On 27 March 1994, Hrynyov participated in the parliamentary elections in the same electoral district in Kharkiv. He obtained less than 50% of votes in the first round. In the second round his opponent withdrew from elections, and Hrynyov obtained 75.64%. Because Hrynov was the only candidate, and the elections required alternatives, Hrynov was not recognized as being elected to the Verkhovna Rada.

Hrynyov attempted to run for the President of Ukraine position in the ahead-of-schedule presidential elections of 1994, but he withdrew in favor of Leonid Kuchma, who was elected president. Hrynov was appointed as an advisor to the President.

In 1998 Hrynyov participated in the parliamentary elections as one of the leaders of SLON, but his block obtained less than one percent of votes and no seats in the parliament.
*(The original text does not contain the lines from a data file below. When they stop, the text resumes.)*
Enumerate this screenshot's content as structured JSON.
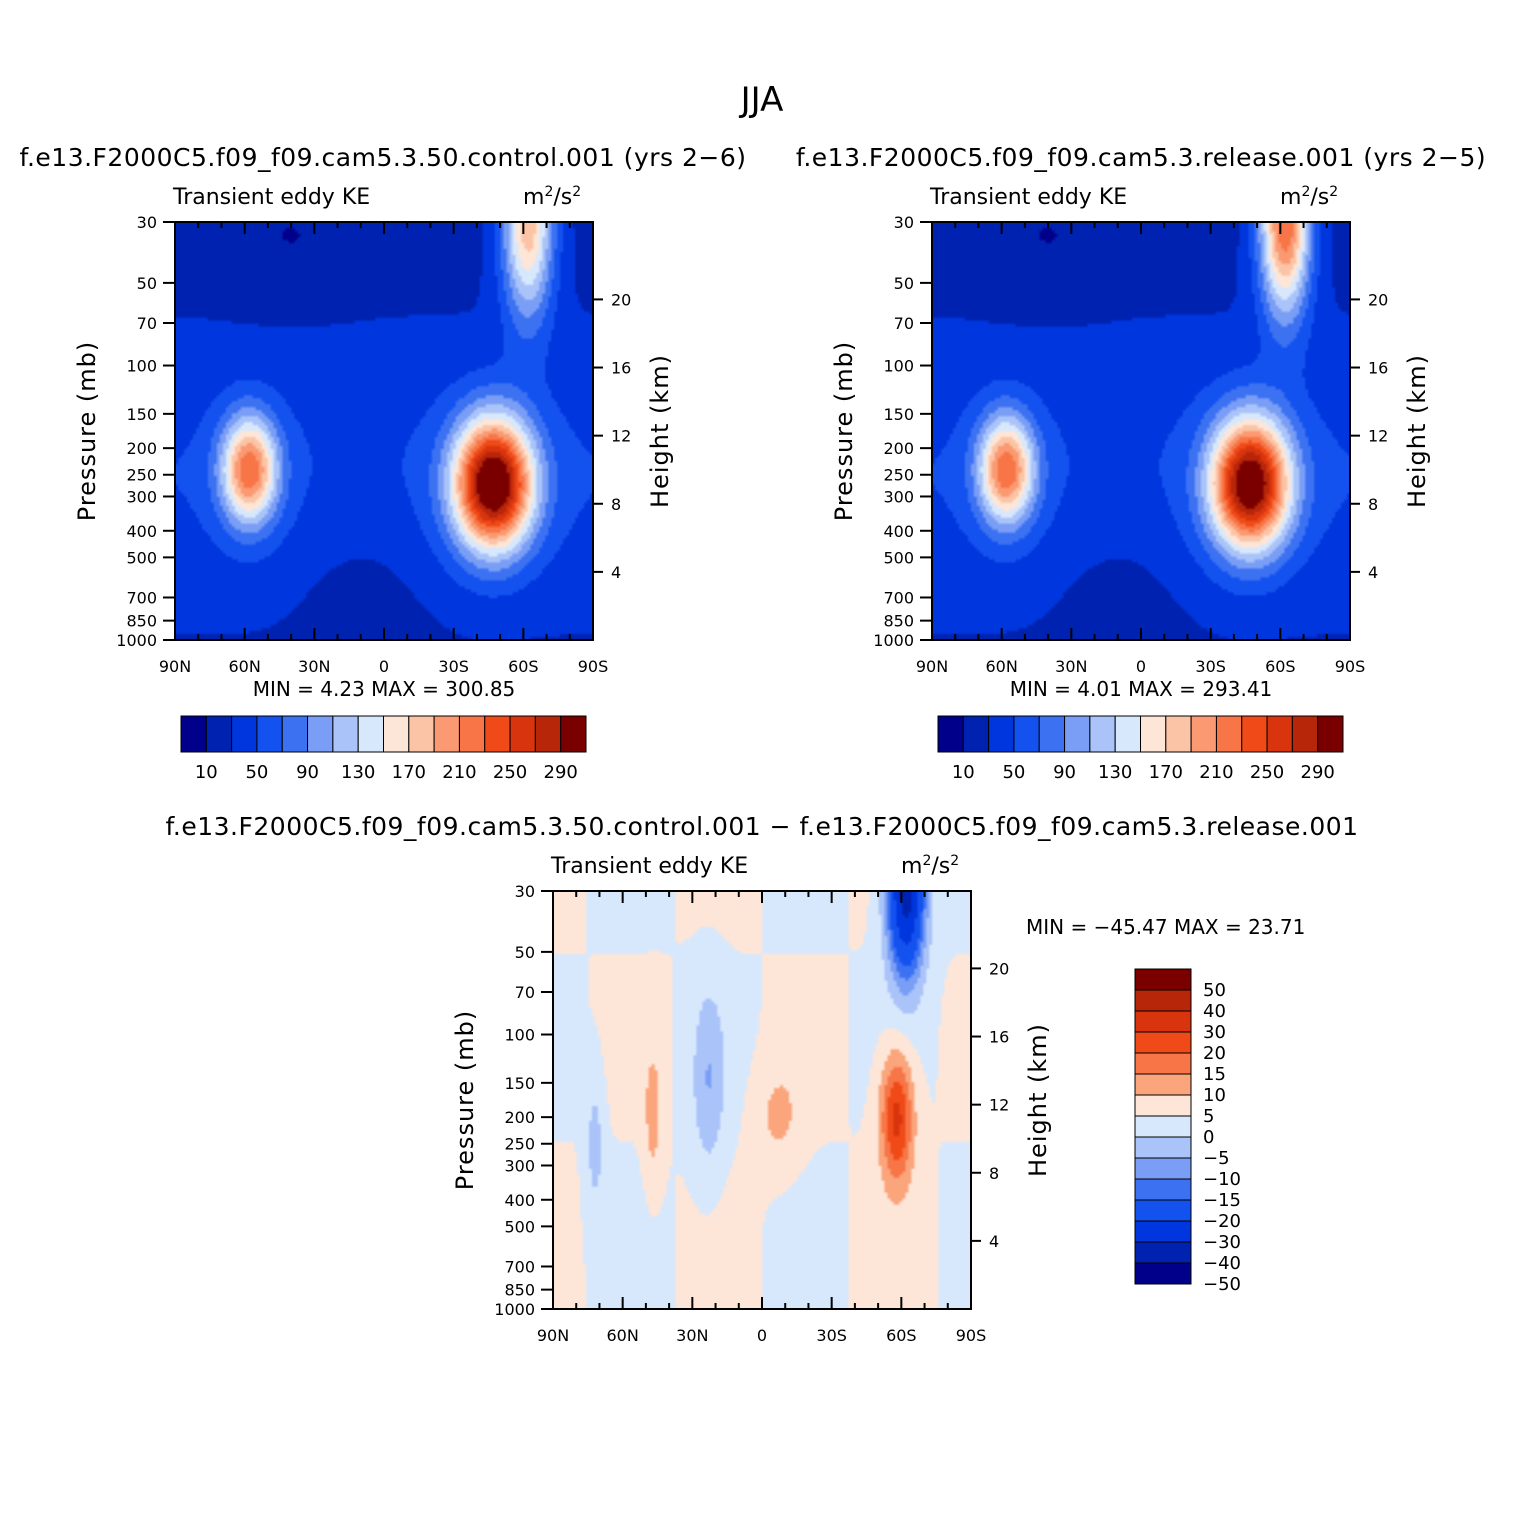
{
  "title": "JJA",
  "panels": [
    {
      "id": "control",
      "title": "f.e13.F2000C5.f09_f09.cam5.3.50.control.001 (yrs 2−6)",
      "left_string": "Transient eddy KE",
      "units_base": "m",
      "units_sup1": "2",
      "units_mid": "/s",
      "units_sup2": "2",
      "ylabel": "Pressure (mb)",
      "ylabel_right": "Height (km)",
      "stats": "MIN =    4.23   MAX = 300.85"
    },
    {
      "id": "release",
      "title": "f.e13.F2000C5.f09_f09.cam5.3.release.001 (yrs 2−5)",
      "left_string": "Transient eddy KE",
      "units_base": "m",
      "units_sup1": "2",
      "units_mid": "/s",
      "units_sup2": "2",
      "ylabel": "Pressure (mb)",
      "ylabel_right": "Height (km)",
      "stats": "MIN =    4.01   MAX = 293.41"
    },
    {
      "id": "difference",
      "title": "f.e13.F2000C5.f09_f09.cam5.3.50.control.001 − f.e13.F2000C5.f09_f09.cam5.3.release.001",
      "left_string": "Transient eddy KE",
      "units_base": "m",
      "units_sup1": "2",
      "units_mid": "/s",
      "units_sup2": "2",
      "ylabel": "Pressure (mb)",
      "ylabel_right": "Height (km)",
      "stats": "MIN = −45.47   MAX =   23.71"
    }
  ],
  "colorbars": {
    "ke": {
      "colors": [
        "#00008b",
        "#0022b0",
        "#0036dd",
        "#1452f0",
        "#3c72f2",
        "#7a9ef5",
        "#aac4fa",
        "#d8e8fc",
        "#fde6d8",
        "#fcc4a6",
        "#fb9a72",
        "#f77546",
        "#f04a18",
        "#d8350e",
        "#b8260a",
        "#7a0000"
      ],
      "tick_labels": [
        "10",
        "50",
        "90",
        "130",
        "170",
        "210",
        "250",
        "290"
      ]
    },
    "diff": {
      "colors_top_to_bottom": [
        "#7a0000",
        "#b8260a",
        "#d8350e",
        "#f04a18",
        "#f77546",
        "#fba57c",
        "#fde6d8",
        "#d8e8fc",
        "#aac4fa",
        "#7a9ef5",
        "#3c72f2",
        "#1452f0",
        "#0036dd",
        "#0022b0",
        "#00008b"
      ],
      "tick_labels": [
        "50",
        "40",
        "30",
        "20",
        "15",
        "10",
        "5",
        "0",
        "−5",
        "−10",
        "−15",
        "−20",
        "−30",
        "−40",
        "−50"
      ]
    }
  },
  "chart_data": [
    {
      "type": "heatmap",
      "title": "f.e13.F2000C5.f09_f09.cam5.3.50.control.001 (yrs 2−6)",
      "variable": "Transient eddy KE",
      "units": "m2/s2",
      "x_tick_labels": [
        "90N",
        "60N",
        "30N",
        "0",
        "30S",
        "60S",
        "90S"
      ],
      "x_values": [
        90,
        60,
        30,
        0,
        -30,
        -60,
        -90
      ],
      "y_pressure_ticks": [
        30,
        50,
        70,
        100,
        150,
        200,
        250,
        300,
        400,
        500,
        700,
        850,
        1000
      ],
      "y_height_ticks": [
        4,
        8,
        12,
        16,
        20
      ],
      "ylim_mb": [
        1000,
        30
      ],
      "xlabel": "",
      "ylabel": "Pressure (mb)",
      "ylabel_right": "Height (km)",
      "contour_levels": [
        10,
        30,
        50,
        70,
        90,
        110,
        130,
        150,
        170,
        190,
        210,
        230,
        250,
        270,
        290
      ],
      "min": 4.23,
      "max": 300.85,
      "features": [
        {
          "name": "SH jet maximum",
          "lat": -45,
          "pressure_mb": 250,
          "value": 300
        },
        {
          "name": "NH jet maximum",
          "lat": 58,
          "pressure_mb": 250,
          "value": 190
        },
        {
          "name": "SH stratospheric maximum",
          "lat": -62,
          "pressure_mb": 30,
          "value": 170
        }
      ]
    },
    {
      "type": "heatmap",
      "title": "f.e13.F2000C5.f09_f09.cam5.3.release.001 (yrs 2−5)",
      "variable": "Transient eddy KE",
      "units": "m2/s2",
      "x_tick_labels": [
        "90N",
        "60N",
        "30N",
        "0",
        "30S",
        "60S",
        "90S"
      ],
      "x_values": [
        90,
        60,
        30,
        0,
        -30,
        -60,
        -90
      ],
      "y_pressure_ticks": [
        30,
        50,
        70,
        100,
        150,
        200,
        250,
        300,
        400,
        500,
        700,
        850,
        1000
      ],
      "y_height_ticks": [
        4,
        8,
        12,
        16,
        20
      ],
      "ylim_mb": [
        1000,
        30
      ],
      "xlabel": "",
      "ylabel": "Pressure (mb)",
      "ylabel_right": "Height (km)",
      "contour_levels": [
        10,
        30,
        50,
        70,
        90,
        110,
        130,
        150,
        170,
        190,
        210,
        230,
        250,
        270,
        290
      ],
      "min": 4.01,
      "max": 293.41,
      "features": [
        {
          "name": "SH jet maximum",
          "lat": -45,
          "pressure_mb": 250,
          "value": 293
        },
        {
          "name": "NH jet maximum",
          "lat": 58,
          "pressure_mb": 250,
          "value": 190
        },
        {
          "name": "SH stratospheric maximum",
          "lat": -62,
          "pressure_mb": 30,
          "value": 210
        }
      ]
    },
    {
      "type": "heatmap",
      "title": "f.e13.F2000C5.f09_f09.cam5.3.50.control.001 − f.e13.F2000C5.f09_f09.cam5.3.release.001",
      "variable": "Transient eddy KE",
      "units": "m2/s2",
      "x_tick_labels": [
        "90N",
        "60N",
        "30N",
        "0",
        "30S",
        "60S",
        "90S"
      ],
      "x_values": [
        90,
        60,
        30,
        0,
        -30,
        -60,
        -90
      ],
      "y_pressure_ticks": [
        30,
        50,
        70,
        100,
        150,
        200,
        250,
        300,
        400,
        500,
        700,
        850,
        1000
      ],
      "y_height_ticks": [
        4,
        8,
        12,
        16,
        20
      ],
      "ylim_mb": [
        1000,
        30
      ],
      "xlabel": "",
      "ylabel": "Pressure (mb)",
      "ylabel_right": "Height (km)",
      "contour_levels": [
        -50,
        -40,
        -30,
        -20,
        -15,
        -10,
        -5,
        0,
        5,
        10,
        15,
        20,
        30,
        40,
        50
      ],
      "min": -45.47,
      "max": 23.71,
      "features": [
        {
          "name": "SH jet positive difference",
          "lat": -58,
          "pressure_mb": 200,
          "value": 20
        },
        {
          "name": "SH stratosphere negative difference",
          "lat": -62,
          "pressure_mb": 30,
          "value": -45
        }
      ]
    }
  ]
}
Over his political career, Hrynyov had been criticized by opponents for being a liberal, a pro-Russian politician, a supporter of the federate system of Ukraine, and for changing political preferences too often. In 2002, Hrynyov supported Viktor Yushchenko, and his Our Ukraine Bloc, but was not a member of the block himself. In the 2000s, Hrynyov was the vice-president of the Interregional Academy of Personnel Management (MAUP).

Hrynyov is married, has a son and daughter. He speaks English and German. He is a sport master in judo, and sambo.